The transfers do not include four elderly sex offenders who live at the Clarinda institution. The human services department has said those four are likely to wind up in a different state facility instead of at a private nursing home.

Department spokeswoman Amy McCoy said most of the other patients in Clarinda's program have conditions that are equivalent to the kinds of mental illnesses or dementia that private nursing homes deal with routinely. "With more than 400 nursing facilities in Iowa, there are appropriate placements that are available and equipped to serve this type of resident," McCoy wrote in an email to the Register.

McCoy confirmed that some transfers have already taken place, though she declined to comment on how many or where the residents have been sent.

Richard Jansen said his sister, Patricia, has been in the Clarinda program about six years. He said she has been in and out of institutions and halfway houses for decades. A judge sent her to Clarinda after she was found wandering in traffic in Ames, where she had lived in a group home, he said. She's become so debilitated that she can't feed herself, he said, but the Clarinda staff takes good care of her. "They do an excellent job."

Richard Jansen, who lives in Florida, said he and his sister grew up in Marshalltown. He said he understands that with modern medications, far fewer people these days need institutional care for mental illness. But his sister is among the relatively few people who still need such care, he said. "What are we going to do with them, sweep them under the rug?"

He expressed concern that in seeking to place such residents in private nursing homes, state administrators won't fully disclose the difficult issues residents of the program have. "If they're trying to get rid of them, they might gloss over a lot of those details," he said. He worries his sister will be placed in a private facility that won't be capable of handling her. But he has no say over where she goes, because she's been a ward of the state for many years.

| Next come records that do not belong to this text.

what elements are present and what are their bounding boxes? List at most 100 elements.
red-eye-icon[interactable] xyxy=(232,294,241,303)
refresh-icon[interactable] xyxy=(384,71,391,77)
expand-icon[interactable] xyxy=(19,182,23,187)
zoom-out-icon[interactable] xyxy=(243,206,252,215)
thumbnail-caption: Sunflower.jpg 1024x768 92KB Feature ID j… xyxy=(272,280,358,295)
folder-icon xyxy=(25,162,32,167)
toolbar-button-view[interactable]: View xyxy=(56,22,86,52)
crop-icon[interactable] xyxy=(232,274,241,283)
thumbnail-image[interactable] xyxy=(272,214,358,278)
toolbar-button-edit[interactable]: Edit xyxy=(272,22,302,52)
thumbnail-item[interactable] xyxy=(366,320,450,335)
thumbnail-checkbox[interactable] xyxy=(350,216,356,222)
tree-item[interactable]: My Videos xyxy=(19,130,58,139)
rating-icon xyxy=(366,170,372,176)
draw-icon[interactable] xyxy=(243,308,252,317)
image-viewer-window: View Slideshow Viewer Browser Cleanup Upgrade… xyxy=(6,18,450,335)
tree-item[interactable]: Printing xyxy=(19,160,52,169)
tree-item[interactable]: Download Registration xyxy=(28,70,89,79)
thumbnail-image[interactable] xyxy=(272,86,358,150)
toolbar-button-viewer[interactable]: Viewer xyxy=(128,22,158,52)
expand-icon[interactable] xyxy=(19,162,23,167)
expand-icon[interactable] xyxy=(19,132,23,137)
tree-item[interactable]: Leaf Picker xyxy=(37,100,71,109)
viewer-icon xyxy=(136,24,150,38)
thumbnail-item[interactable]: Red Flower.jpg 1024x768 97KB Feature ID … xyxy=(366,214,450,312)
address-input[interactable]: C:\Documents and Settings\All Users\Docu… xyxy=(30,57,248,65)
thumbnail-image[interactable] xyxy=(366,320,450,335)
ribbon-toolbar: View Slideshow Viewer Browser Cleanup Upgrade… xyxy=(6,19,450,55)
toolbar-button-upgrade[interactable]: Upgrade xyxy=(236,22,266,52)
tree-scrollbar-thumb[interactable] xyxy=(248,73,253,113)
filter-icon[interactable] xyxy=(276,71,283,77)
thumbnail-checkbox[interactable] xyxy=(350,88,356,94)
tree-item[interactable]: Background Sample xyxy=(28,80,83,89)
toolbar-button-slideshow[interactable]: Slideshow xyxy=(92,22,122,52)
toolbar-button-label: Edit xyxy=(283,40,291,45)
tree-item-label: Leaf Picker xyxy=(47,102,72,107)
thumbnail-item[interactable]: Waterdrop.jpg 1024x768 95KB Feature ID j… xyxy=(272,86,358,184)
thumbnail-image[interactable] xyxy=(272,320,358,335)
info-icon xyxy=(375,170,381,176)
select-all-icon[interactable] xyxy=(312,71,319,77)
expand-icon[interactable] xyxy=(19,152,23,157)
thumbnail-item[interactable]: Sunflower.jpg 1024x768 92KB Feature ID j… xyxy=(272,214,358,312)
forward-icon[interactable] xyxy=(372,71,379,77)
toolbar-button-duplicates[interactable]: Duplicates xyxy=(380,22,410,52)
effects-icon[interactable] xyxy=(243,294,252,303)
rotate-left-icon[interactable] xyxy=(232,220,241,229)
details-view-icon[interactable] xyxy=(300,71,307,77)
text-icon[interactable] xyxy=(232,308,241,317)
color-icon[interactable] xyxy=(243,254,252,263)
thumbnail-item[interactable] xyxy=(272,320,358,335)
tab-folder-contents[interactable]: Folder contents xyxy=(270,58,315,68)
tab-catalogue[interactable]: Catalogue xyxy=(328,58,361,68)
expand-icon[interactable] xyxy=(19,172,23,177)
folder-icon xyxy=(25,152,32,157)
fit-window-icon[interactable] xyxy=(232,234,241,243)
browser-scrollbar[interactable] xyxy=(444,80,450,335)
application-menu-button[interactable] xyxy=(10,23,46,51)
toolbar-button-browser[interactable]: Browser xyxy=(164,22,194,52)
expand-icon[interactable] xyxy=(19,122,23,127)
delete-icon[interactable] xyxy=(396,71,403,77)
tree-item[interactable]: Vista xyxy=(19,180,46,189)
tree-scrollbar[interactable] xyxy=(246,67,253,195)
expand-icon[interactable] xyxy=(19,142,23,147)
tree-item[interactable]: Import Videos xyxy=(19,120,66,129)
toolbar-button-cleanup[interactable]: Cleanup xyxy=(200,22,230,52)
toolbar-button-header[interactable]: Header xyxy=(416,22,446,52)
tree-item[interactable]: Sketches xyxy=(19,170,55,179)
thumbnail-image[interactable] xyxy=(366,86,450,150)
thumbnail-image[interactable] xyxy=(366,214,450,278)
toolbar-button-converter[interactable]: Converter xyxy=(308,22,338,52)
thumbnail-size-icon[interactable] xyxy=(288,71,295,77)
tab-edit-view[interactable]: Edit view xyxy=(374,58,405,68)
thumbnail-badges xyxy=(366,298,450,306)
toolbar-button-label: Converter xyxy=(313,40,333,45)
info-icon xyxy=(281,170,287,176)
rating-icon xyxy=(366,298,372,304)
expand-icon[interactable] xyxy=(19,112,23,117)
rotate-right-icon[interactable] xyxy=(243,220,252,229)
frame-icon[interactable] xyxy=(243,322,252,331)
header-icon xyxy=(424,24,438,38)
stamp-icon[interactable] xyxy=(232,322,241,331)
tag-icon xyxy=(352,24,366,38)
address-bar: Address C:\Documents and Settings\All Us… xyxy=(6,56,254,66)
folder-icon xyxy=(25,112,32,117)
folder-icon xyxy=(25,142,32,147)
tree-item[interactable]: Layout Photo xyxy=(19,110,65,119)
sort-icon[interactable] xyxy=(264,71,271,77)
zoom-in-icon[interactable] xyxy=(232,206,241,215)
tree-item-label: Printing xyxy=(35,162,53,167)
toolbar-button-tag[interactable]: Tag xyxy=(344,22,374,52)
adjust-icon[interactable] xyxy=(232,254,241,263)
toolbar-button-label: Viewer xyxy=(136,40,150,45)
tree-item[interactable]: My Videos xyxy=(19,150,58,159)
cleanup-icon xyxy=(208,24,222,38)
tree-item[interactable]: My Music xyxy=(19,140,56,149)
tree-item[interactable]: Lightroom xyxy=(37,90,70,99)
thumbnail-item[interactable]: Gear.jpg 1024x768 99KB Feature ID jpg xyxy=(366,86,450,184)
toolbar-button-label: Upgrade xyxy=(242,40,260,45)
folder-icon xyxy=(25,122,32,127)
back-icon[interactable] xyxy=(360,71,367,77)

State Sen. Amanda Ragan said staff at the state institution have told her that some residents in the geriatric mental health program had failed in 13 or more other facilities before winding up in Clarinda. "It's a place of last resort," said Ragan, a Mason City Democrat who is co-chairwoman of the Legislature's main health care financing committee.

Ragan said she's willing to consider establishment of a private program for such residents. The idea has been discussed for several years, but it hasn't happened yet because of financial concerns, she said. The current residents of the Clarinda program aren't the only ones with a stake in the discussion, she said. "We'll always have new patients with the same issues."

McCoy, the Department of Human Services spokeswoman, said her agency is being careful in seeking alternatives for the Clarinda program's residents.

"Our experts work hard to find the best placements so that there aren't more transitions, and so that the resident finds the right level of care to meet their needs," she wrote. "Our process includes inquiring about services and availability at facilities, and when a match looks promising, sharing the specifics so that the patient, their guardian and the facility are all ready to make a successful transition."